Abstract

Abstract Resistance to immunotherapy is a major problem of current clinical care for cancer patients. While T cell abundance is essential for tumor responsiveness to immunotherapy, factors that dictate T cell infiltration in tumor microenvironments are not fully understood. To understand the tumor-cell-intrinsic factors underlying the heterogeneity of tumor immunity and sensitivity to immunotherapy, we established a new experimental system by generating a library of congenic pancreatic tumor cell clones from a genetic mouse model driven by mutant Kras and p53. These tumor cell clones robustly formed implanted tumors that recapitulated T-cell-inflamed and non-T-cell-inflamed tumor microenvironments, associated with distinct patterns of infiltration by T cells and myeloid cells. We found that the non-T-cell-inflamed phenotype was dominant over the T-cell-inflamed phenotype in the local tumor microenvironment. An integrated transcriptomic and epigenetic analysis revealed that tumor-cell-intrinsic expression of CXCL1, EPHA2, PTGS2, and USP22 as determinants of the non-T-cell-inflamed microenvironment, and ablation of tumor-cell-intrinsic CXCL1, EPHA2, PTGS2, or USP22 promoted T cell infiltration and sensitivity to a combination of chemotherapies, CD40 agonist, and checkpoint blockades.
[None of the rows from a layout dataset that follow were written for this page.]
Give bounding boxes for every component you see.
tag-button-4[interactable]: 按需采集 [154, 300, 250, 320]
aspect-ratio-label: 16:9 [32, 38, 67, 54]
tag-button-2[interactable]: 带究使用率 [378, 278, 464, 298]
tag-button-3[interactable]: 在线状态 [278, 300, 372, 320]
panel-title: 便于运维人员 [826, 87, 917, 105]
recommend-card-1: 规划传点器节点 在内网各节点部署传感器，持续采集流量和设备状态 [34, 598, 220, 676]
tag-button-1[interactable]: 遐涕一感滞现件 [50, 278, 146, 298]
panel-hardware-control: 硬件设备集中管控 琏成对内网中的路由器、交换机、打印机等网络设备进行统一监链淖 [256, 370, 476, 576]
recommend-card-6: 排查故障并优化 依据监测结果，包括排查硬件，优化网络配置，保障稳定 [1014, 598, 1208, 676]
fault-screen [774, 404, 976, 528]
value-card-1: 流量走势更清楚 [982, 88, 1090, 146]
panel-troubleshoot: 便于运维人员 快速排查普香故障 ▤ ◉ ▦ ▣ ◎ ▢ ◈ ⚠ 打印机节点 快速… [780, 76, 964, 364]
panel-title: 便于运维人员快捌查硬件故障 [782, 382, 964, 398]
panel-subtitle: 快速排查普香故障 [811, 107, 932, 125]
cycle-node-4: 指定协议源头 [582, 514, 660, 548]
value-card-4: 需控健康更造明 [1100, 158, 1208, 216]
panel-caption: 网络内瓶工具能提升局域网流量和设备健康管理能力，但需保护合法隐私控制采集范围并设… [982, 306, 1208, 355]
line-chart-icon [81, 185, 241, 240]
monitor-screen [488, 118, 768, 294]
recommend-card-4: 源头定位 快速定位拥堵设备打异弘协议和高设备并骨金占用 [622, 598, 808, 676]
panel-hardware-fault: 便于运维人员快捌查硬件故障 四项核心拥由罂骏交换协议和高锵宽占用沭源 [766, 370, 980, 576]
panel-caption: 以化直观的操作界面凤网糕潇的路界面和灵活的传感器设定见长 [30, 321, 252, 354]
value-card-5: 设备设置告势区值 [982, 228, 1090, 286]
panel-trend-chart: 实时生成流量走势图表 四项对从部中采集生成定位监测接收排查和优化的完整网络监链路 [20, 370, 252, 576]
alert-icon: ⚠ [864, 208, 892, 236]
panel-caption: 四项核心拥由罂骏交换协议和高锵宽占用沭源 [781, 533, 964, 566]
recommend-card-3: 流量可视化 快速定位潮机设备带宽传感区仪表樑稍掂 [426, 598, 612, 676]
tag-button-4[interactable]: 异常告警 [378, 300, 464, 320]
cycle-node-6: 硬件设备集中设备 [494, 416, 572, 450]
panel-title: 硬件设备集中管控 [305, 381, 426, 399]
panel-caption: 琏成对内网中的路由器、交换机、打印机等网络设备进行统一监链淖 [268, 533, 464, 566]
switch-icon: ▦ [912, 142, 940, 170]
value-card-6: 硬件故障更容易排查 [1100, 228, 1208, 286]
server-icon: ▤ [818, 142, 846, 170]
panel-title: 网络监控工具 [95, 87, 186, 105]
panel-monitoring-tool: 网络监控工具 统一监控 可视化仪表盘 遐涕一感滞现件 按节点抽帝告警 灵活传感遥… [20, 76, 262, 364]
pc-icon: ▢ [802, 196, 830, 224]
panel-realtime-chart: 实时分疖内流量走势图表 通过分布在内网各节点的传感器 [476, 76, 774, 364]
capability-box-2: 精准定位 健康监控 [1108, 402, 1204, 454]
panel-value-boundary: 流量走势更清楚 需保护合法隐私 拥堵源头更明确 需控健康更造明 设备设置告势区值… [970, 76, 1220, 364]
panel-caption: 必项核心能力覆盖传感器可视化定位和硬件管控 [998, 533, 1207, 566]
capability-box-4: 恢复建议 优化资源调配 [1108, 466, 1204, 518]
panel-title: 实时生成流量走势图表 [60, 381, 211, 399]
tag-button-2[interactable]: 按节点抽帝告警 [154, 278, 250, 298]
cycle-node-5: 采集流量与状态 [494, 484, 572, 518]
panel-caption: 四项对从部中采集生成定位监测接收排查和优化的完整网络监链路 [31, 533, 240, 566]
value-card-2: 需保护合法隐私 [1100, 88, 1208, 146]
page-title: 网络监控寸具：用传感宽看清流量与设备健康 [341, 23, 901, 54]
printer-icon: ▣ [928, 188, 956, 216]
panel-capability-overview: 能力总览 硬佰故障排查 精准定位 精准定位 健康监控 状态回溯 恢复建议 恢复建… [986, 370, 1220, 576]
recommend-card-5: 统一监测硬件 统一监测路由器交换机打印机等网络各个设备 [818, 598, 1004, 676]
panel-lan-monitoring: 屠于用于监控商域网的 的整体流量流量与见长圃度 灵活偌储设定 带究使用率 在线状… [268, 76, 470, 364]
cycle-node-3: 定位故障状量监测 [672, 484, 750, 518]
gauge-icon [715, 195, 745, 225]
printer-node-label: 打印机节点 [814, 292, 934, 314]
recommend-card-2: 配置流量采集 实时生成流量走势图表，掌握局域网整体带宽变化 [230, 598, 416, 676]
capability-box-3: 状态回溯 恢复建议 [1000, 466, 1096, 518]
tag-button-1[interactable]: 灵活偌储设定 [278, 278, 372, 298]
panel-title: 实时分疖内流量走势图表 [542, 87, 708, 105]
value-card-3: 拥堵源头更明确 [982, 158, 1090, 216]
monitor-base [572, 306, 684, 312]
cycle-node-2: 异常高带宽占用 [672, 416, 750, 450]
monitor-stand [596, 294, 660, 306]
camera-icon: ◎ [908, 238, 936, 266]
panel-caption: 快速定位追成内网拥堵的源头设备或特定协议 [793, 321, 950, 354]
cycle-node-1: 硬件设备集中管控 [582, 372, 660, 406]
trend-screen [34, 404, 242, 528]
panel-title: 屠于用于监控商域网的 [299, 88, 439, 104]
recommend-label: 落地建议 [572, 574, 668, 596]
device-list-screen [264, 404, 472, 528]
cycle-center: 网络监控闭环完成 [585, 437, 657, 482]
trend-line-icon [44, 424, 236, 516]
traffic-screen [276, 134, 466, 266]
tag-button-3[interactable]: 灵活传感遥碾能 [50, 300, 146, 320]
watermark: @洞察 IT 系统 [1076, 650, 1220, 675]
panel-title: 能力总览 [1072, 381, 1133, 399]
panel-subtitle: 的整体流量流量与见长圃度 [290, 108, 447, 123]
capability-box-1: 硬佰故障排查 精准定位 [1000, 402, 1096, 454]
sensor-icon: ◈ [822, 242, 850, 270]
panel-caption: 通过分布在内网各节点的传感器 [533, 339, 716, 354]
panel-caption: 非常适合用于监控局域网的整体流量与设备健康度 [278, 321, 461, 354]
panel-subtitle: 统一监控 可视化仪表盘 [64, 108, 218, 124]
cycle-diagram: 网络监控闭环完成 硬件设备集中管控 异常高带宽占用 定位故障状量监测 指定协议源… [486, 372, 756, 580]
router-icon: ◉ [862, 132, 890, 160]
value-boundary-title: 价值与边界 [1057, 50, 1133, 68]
Furthermore, we performed an in vivo CRISPR-based genetic screen to identify tumor cell intrinsic epigenetic regulators of anti-tumor immunity and discovered novel therapeutic opportunities to improve the efficacy of currently developed immunotherapy for pancreatic cancer. These results demonstrated that heterogeneity of tumor immune phenotypes is driven by tumor-cell-intrinsic factors, including epigenetic factors, that can be manipulated to influence the outcome of immunotherapies. Citation Format: Jinyang Li, Salina Yuan, Robert J. Norgard, Fangxue Yan, Robert H. Vonderheide, Andres Blanco, Ben Z. Stanger. Tumor-cell-intrinsic epigenetic factors underlie the heterogeneity of immune infiltration and response to immunotherapy in pancreatic cancer [abstract]. In: Abstracts: AACR Virtual Special Conference: Tumor Immunology and Immunotherapy; 2020 Oct 19-20. Philadelphia (PA): AACR; Cancer Immunol Res 2021;9(2 Suppl):Abstract nr PO015.